直接到python官網下載最新的python安裝檔
如果你是要升級小版本3.x.y 到 3.x.z,可以直接【Upgrade Now】
如果你是要升級中版本3.x 到 3.y,安裝檔會提示你【Install Now】
安裝完成(我有禁用path length limit)In this case, you are not upgrading, but you are installing a new version of Python. You can have more than one version installed on your machine. They will be located in different directories.
這種情況,你不是升級,你是安裝新版本的python。
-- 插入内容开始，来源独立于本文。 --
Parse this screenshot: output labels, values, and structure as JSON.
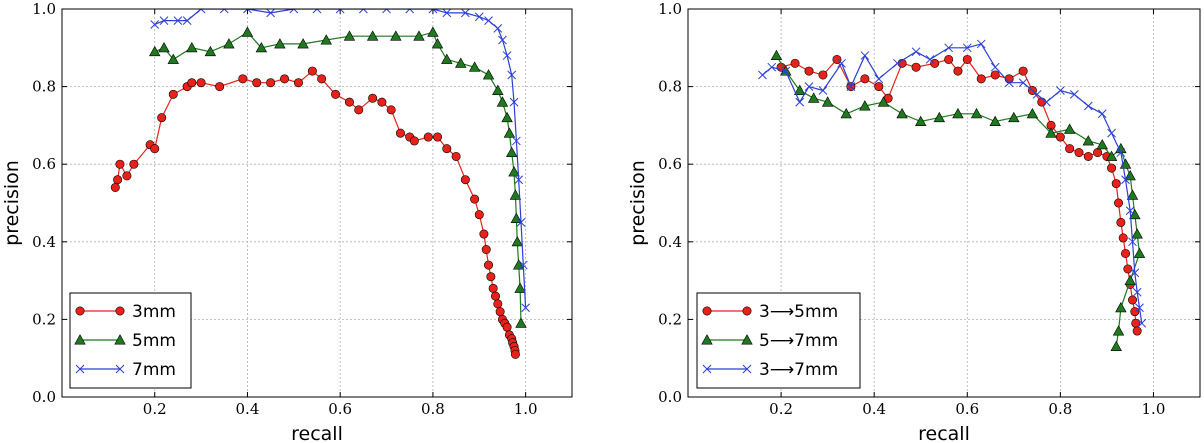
{
  "chart_data": [
    {
      "type": "line",
      "title": "",
      "xlabel": "recall",
      "ylabel": "precision",
      "xlim": [
        0.0,
        1.1
      ],
      "ylim": [
        0.0,
        1.0
      ],
      "xticks": [
        "0.2",
        "0.4",
        "0.6",
        "0.8",
        "1.0"
      ],
      "yticks": [
        "0.0",
        "0.2",
        "0.4",
        "0.6",
        "0.8",
        "1.0"
      ],
      "grid": true,
      "legend_position": "bottom-left",
      "series": [
        {
          "name": "3mm",
          "color": "#e8221b",
          "marker": "circle",
          "x": [
            0.115,
            0.12,
            0.125,
            0.14,
            0.155,
            0.19,
            0.2,
            0.215,
            0.24,
            0.27,
            0.28,
            0.3,
            0.34,
            0.39,
            0.42,
            0.45,
            0.48,
            0.51,
            0.54,
            0.56,
            0.59,
            0.62,
            0.64,
            0.67,
            0.69,
            0.71,
            0.73,
            0.75,
            0.76,
            0.79,
            0.81,
            0.83,
            0.85,
            0.87,
            0.89,
            0.9,
            0.91,
            0.915,
            0.92,
            0.925,
            0.93,
            0.935,
            0.94,
            0.945,
            0.95,
            0.955,
            0.96,
            0.965,
            0.97,
            0.972,
            0.975,
            0.977,
            0.978
          ],
          "y": [
            0.54,
            0.56,
            0.6,
            0.57,
            0.6,
            0.65,
            0.64,
            0.72,
            0.78,
            0.8,
            0.81,
            0.81,
            0.8,
            0.82,
            0.81,
            0.81,
            0.82,
            0.81,
            0.84,
            0.82,
            0.78,
            0.76,
            0.74,
            0.77,
            0.76,
            0.74,
            0.68,
            0.67,
            0.66,
            0.67,
            0.67,
            0.64,
            0.62,
            0.56,
            0.51,
            0.47,
            0.42,
            0.38,
            0.34,
            0.31,
            0.28,
            0.26,
            0.24,
            0.22,
            0.2,
            0.19,
            0.18,
            0.16,
            0.15,
            0.14,
            0.13,
            0.12,
            0.11
          ]
        },
        {
          "name": "5mm",
          "color": "#1f7a1f",
          "marker": "triangle",
          "x": [
            0.2,
            0.22,
            0.24,
            0.28,
            0.32,
            0.36,
            0.4,
            0.43,
            0.47,
            0.52,
            0.57,
            0.62,
            0.67,
            0.72,
            0.77,
            0.8,
            0.81,
            0.83,
            0.86,
            0.89,
            0.92,
            0.94,
            0.95,
            0.96,
            0.965,
            0.97,
            0.975,
            0.978,
            0.98,
            0.982,
            0.985,
            0.988,
            0.99
          ],
          "y": [
            0.89,
            0.9,
            0.87,
            0.9,
            0.89,
            0.91,
            0.94,
            0.9,
            0.91,
            0.91,
            0.92,
            0.93,
            0.93,
            0.93,
            0.93,
            0.94,
            0.91,
            0.87,
            0.86,
            0.85,
            0.83,
            0.79,
            0.76,
            0.72,
            0.68,
            0.63,
            0.58,
            0.52,
            0.46,
            0.4,
            0.34,
            0.28,
            0.19
          ]
        },
        {
          "name": "7mm",
          "color": "#2a3fd6",
          "marker": "x",
          "x": [
            0.2,
            0.22,
            0.25,
            0.27,
            0.3,
            0.35,
            0.4,
            0.45,
            0.5,
            0.55,
            0.6,
            0.65,
            0.7,
            0.75,
            0.8,
            0.83,
            0.87,
            0.9,
            0.92,
            0.94,
            0.95,
            0.96,
            0.97,
            0.975,
            0.98,
            0.985,
            0.99,
            0.995,
            1.0
          ],
          "y": [
            0.96,
            0.97,
            0.97,
            0.97,
            1.0,
            1.0,
            1.0,
            0.99,
            1.0,
            1.0,
            1.0,
            1.0,
            1.0,
            1.0,
            1.0,
            0.99,
            0.99,
            0.98,
            0.97,
            0.95,
            0.92,
            0.88,
            0.83,
            0.76,
            0.66,
            0.56,
            0.45,
            0.34,
            0.23
          ]
        }
      ]
    },
    {
      "type": "line",
      "title": "",
      "xlabel": "recall",
      "ylabel": "precision",
      "xlim": [
        0.0,
        1.1
      ],
      "ylim": [
        0.0,
        1.0
      ],
      "xticks": [
        "0.2",
        "0.4",
        "0.6",
        "0.8",
        "1.0"
      ],
      "yticks": [
        "0.0",
        "0.2",
        "0.4",
        "0.6",
        "0.8",
        "1.0"
      ],
      "grid": true,
      "legend_position": "bottom-left",
      "series": [
        {
          "name": "3⟶5mm",
          "color": "#e8221b",
          "marker": "circle",
          "x": [
            0.2,
            0.23,
            0.26,
            0.29,
            0.32,
            0.35,
            0.38,
            0.41,
            0.43,
            0.46,
            0.49,
            0.53,
            0.56,
            0.58,
            0.6,
            0.63,
            0.66,
            0.69,
            0.72,
            0.74,
            0.76,
            0.78,
            0.8,
            0.82,
            0.84,
            0.86,
            0.88,
            0.9,
            0.91,
            0.92,
            0.925,
            0.93,
            0.935,
            0.94,
            0.945,
            0.95,
            0.955,
            0.96,
            0.962,
            0.965
          ],
          "y": [
            0.85,
            0.86,
            0.84,
            0.83,
            0.87,
            0.8,
            0.82,
            0.8,
            0.77,
            0.86,
            0.85,
            0.86,
            0.87,
            0.84,
            0.87,
            0.82,
            0.83,
            0.82,
            0.84,
            0.79,
            0.76,
            0.7,
            0.67,
            0.64,
            0.63,
            0.62,
            0.63,
            0.62,
            0.59,
            0.55,
            0.5,
            0.45,
            0.41,
            0.37,
            0.33,
            0.29,
            0.25,
            0.22,
            0.19,
            0.17
          ]
        },
        {
          "name": "5⟶7mm",
          "color": "#1f7a1f",
          "marker": "triangle",
          "x": [
            0.19,
            0.21,
            0.24,
            0.27,
            0.3,
            0.34,
            0.38,
            0.42,
            0.46,
            0.5,
            0.54,
            0.58,
            0.62,
            0.66,
            0.7,
            0.74,
            0.78,
            0.82,
            0.86,
            0.89,
            0.91,
            0.93,
            0.94,
            0.95,
            0.955,
            0.96,
            0.965,
            0.97,
            0.95,
            0.93,
            0.925,
            0.92
          ],
          "y": [
            0.88,
            0.84,
            0.79,
            0.77,
            0.76,
            0.73,
            0.75,
            0.76,
            0.73,
            0.71,
            0.72,
            0.73,
            0.73,
            0.71,
            0.72,
            0.73,
            0.68,
            0.69,
            0.66,
            0.65,
            0.62,
            0.64,
            0.6,
            0.57,
            0.52,
            0.47,
            0.42,
            0.37,
            0.3,
            0.23,
            0.17,
            0.13
          ]
        },
        {
          "name": "3⟶7mm",
          "color": "#2a3fd6",
          "marker": "x",
          "x": [
            0.16,
            0.18,
            0.21,
            0.24,
            0.26,
            0.29,
            0.33,
            0.35,
            0.38,
            0.41,
            0.45,
            0.49,
            0.52,
            0.56,
            0.6,
            0.63,
            0.66,
            0.69,
            0.72,
            0.75,
            0.77,
            0.8,
            0.83,
            0.86,
            0.89,
            0.91,
            0.93,
            0.94,
            0.95,
            0.955,
            0.96,
            0.965,
            0.97,
            0.975
          ],
          "y": [
            0.83,
            0.85,
            0.84,
            0.76,
            0.8,
            0.79,
            0.86,
            0.8,
            0.88,
            0.82,
            0.86,
            0.89,
            0.87,
            0.9,
            0.9,
            0.91,
            0.85,
            0.81,
            0.81,
            0.78,
            0.76,
            0.79,
            0.78,
            0.75,
            0.73,
            0.68,
            0.63,
            0.56,
            0.48,
            0.4,
            0.32,
            0.27,
            0.23,
            0.19
          ]
        }
      ]
    }
  ]
}
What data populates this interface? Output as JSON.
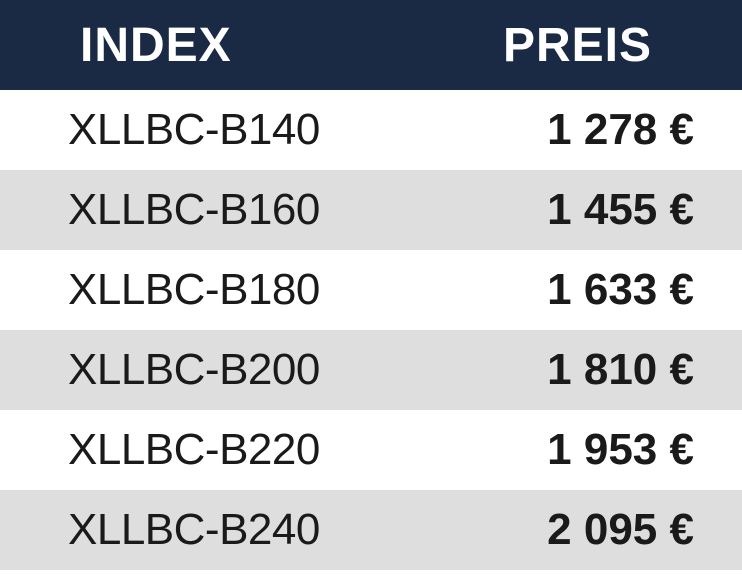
{
  "table": {
    "header_bg": "#1a2a44",
    "header_text_color": "#ffffff",
    "row_bg_even": "#ffffff",
    "row_bg_odd": "#dedede",
    "data_text_color": "#1a1a1a",
    "columns": {
      "index": "INDEX",
      "preis": "PREIS"
    },
    "rows": [
      {
        "index": "XLLBC-B140",
        "preis": "1 278 €"
      },
      {
        "index": "XLLBC-B160",
        "preis": "1 455 €"
      },
      {
        "index": "XLLBC-B180",
        "preis": "1 633 €"
      },
      {
        "index": "XLLBC-B200",
        "preis": "1 810 €"
      },
      {
        "index": "XLLBC-B220",
        "preis": "1 953 €"
      },
      {
        "index": "XLLBC-B240",
        "preis": "2 095 €"
      }
    ]
  }
}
你的系統有多個python版本在不同的目錄。
使用py指定python版本
$ py -3.7
Python 3.7.7 (tags/v3.7.7:d7c567b08f, Mar 10 2020, 09:44:33) [MSC v.1900 32 bit (Intel)] on win32
Type "help", "copyright", "credits" or "license" for more information.
>>>
$ py -3.9
Python 3.9.1 (tags/v3.9.1:1e5d33e, Dec 7 2020, 17:08:21) [MSC v.1927 64 bit (AMD64)] on win32
Type "help", "copyright", "credits" or "license" for more information.
>>>
設定環境變量
設定=》系統=》關於=》進階系統設定
環境變數
編輯Path
將原本python 3.7的路徑改成3.9的C:\Users\user\AppData\Local\Programs\Python\Python37-32\Scripts\
C:\Users\user\AppData\Local\Programs\Python\Python37-32\
改成
C:\Users\user\AppData\Local\Programs\Python\Python39\Scripts\
C:\Users\user\AppData\Local\Programs\Python\Python39\
然後開新的prompt檢查版本
$ python --version
Python 3.9.1
$ pip --version
pip 20.2.3 from c:\users\user\appdata\local\programs\python\python39\lib\site-packages\pip (python 3.9)
編輯器
PyCharm Professional 2020.3
斷點
File => Open (打開空目錄時,如C:\python\hello),會自動生成 main.py
這個檔案會教你怎麼用PyCharm的斷點,Debug(Shift+F9)即可開始斷點
熱鍵
自定義
Resume Program => F9
正確打開新項目的姿勢
File => New Project
New environment using(環境使用):【Virtualenv】(venv)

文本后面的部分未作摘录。